SANTA FE, Texas — A Galveston County judge granted the change of venue request Wednesday in the case of accused Santa Fe High School shooter Dimitrious Pagourtzis.
Both the prosecution and defense have been made aware of the decision, and they will back in court May 10 to determine where the trial will be moved.
Pagourtzis is accused of killing eight classmates and two teachers at Santa Fe High School last May.
Some victims' family members broke down when Pagourtzis walked into the courtroom.
“I was looking at him to see if I could see some remorse,” said Sonia Lopez, the mother of a shooting survivor. “And I didn’t get it.”
Survivors and victims’ families agreed changing venue is best.
“We don’t want them to have anything to say in regards to not being a fair trail,” said Lopez, whose daughter Sarah was shot.
“I was more worried that (the judge) would deny it, which I think would prolong things. So I was satisfied, actually, pretty happy.”
Their pain remains fresh. Eight students and two teachers died during the shooting at Santa Fe High School. Victim families and survivors dread re-living their losses in a trial. Certainly, none want to risk a re-trial.
“I don’t want there to ever be any question on this case,” said Flo Rice, who survived the May 18 shooting. “I believe no matter where it is the outcome will be the same.”
Her husband, Scot, prefers the trial never happens. With no death penalty possible, he wants Pagourtzis’ parents to change the teen’s plea, skip trial and go straight to sentencing.
“Forgo this trial and this torture for the citizens of Santa Fe and Texas and for the families that are going to have to travel and hear the horrible details of this crime," Scot Rice said.
Lopez said it is most important to see justice served. Her family and others plan to travel and hear every day of the potential trial, no matter where it happens.
The suspect's parents also wept when they saw him.
Pagourtzis' attorney asked the judge for a change of venue because he said his client can't get a fair trial in Galveston County.
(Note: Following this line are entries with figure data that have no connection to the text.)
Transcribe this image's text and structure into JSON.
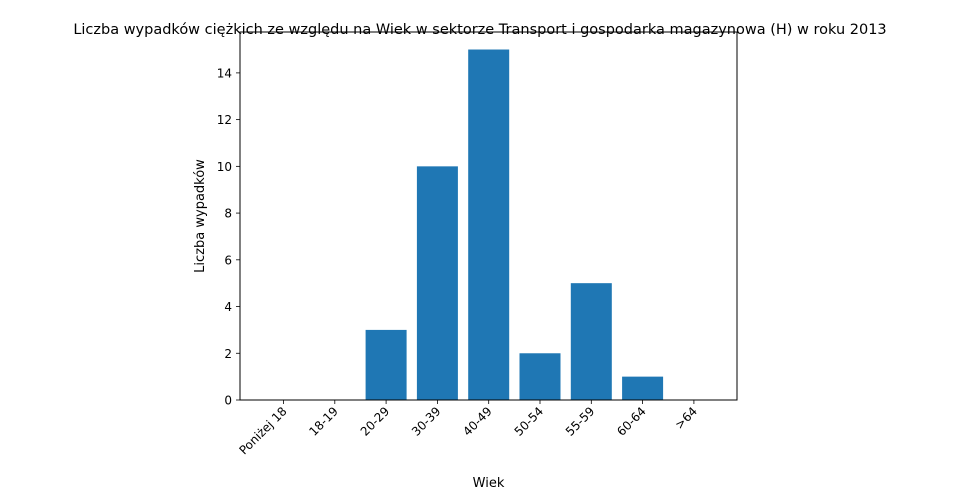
{
  "chart_data": {
    "type": "bar",
    "title": "Liczba wypadków ciężkich ze względu na Wiek w sektorze Transport i gospodarka magazynowa  (H)   w roku 2013",
    "xlabel": "Wiek",
    "ylabel": "Liczba wypadków",
    "categories": [
      "Poniżej 18",
      "18-19",
      "20-29",
      "30-39",
      "40-49",
      "50-54",
      "55-59",
      "60-64",
      ">64"
    ],
    "values": [
      0,
      0,
      3,
      10,
      15,
      2,
      5,
      1,
      0
    ],
    "ylim": [
      0,
      15.75
    ],
    "yticks": [
      0,
      2,
      4,
      6,
      8,
      10,
      12,
      14
    ],
    "grid": false,
    "bar_color": "#1f77b4"
  }
}
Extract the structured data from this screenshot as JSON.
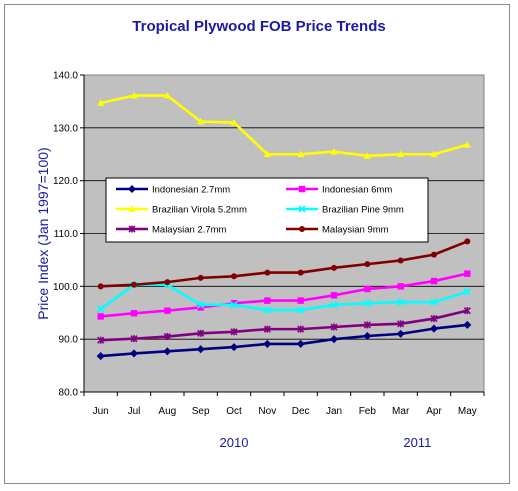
{
  "chart_data": {
    "type": "line",
    "title": "Tropical Plywood FOB Price Trends",
    "ylabel": "Price Index (Jan 1997=100)",
    "xlabel": "",
    "categories": [
      "Jun",
      "Jul",
      "Aug",
      "Sep",
      "Oct",
      "Nov",
      "Dec",
      "Jan",
      "Feb",
      "Mar",
      "Apr",
      "May"
    ],
    "year_labels": [
      {
        "label": "2010",
        "at_category": 4
      },
      {
        "label": "2011",
        "at_category": 9.5
      }
    ],
    "ylim": [
      80,
      140
    ],
    "yticks": [
      "80.0",
      "90.0",
      "100.0",
      "110.0",
      "120.0",
      "130.0",
      "140.0"
    ],
    "grid": true,
    "legend_position": "center-left",
    "series": [
      {
        "name": "Indonesian 2.7mm",
        "color": "#000080",
        "marker": "diamond",
        "values": [
          86.8,
          87.3,
          87.7,
          88.1,
          88.5,
          89.1,
          89.1,
          90.0,
          90.6,
          91.0,
          92.0,
          92.7
        ]
      },
      {
        "name": "Indonesian 6mm",
        "color": "#ff00ff",
        "marker": "square",
        "values": [
          94.3,
          94.9,
          95.4,
          96.0,
          96.8,
          97.3,
          97.3,
          98.3,
          99.5,
          100.0,
          101.0,
          102.4
        ]
      },
      {
        "name": "Brazilian Virola 5.2mm",
        "color": "#ffff00",
        "marker": "triangle",
        "values": [
          134.7,
          136.1,
          136.1,
          131.2,
          131.0,
          125.0,
          125.0,
          125.5,
          124.7,
          125.0,
          125.0,
          126.8
        ]
      },
      {
        "name": "Brazilian Pine 9mm",
        "color": "#00ffff",
        "marker": "x",
        "values": [
          95.7,
          100.3,
          100.3,
          96.5,
          96.5,
          95.5,
          95.5,
          96.5,
          96.8,
          97.0,
          97.0,
          99.0
        ]
      },
      {
        "name": "Malaysian 2.7mm",
        "color": "#800080",
        "marker": "star",
        "values": [
          89.8,
          90.1,
          90.5,
          91.1,
          91.4,
          91.9,
          91.9,
          92.3,
          92.7,
          92.9,
          93.9,
          95.4
        ]
      },
      {
        "name": "Malaysian 9mm",
        "color": "#800000",
        "marker": "circle",
        "values": [
          100.0,
          100.3,
          100.8,
          101.6,
          101.9,
          102.6,
          102.6,
          103.5,
          104.2,
          104.9,
          106.0,
          108.5
        ]
      }
    ]
  }
}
Defense attorney Nicholas Poehl said there's a smaller jury pool available in Galveston County, so it would be tougher to find jurors who haven't already made up their minds about the case.
They blame bias, in part, on social media comments and even those made by political leaders following the incident.
“This case is the very type of case that is the reason we have a change of venue process in Texas,” said attorney Nicholas Poehl. “Because sometimes you just need to move the case.”
Prosecutors maintained the judge can adequately evaluate potential prejudice when it comes time to pick a jury. They cited other highly publicized cases where trials took place in the jurisdictions in which crimes were committed.
A judge will determine where the trial will be held in May.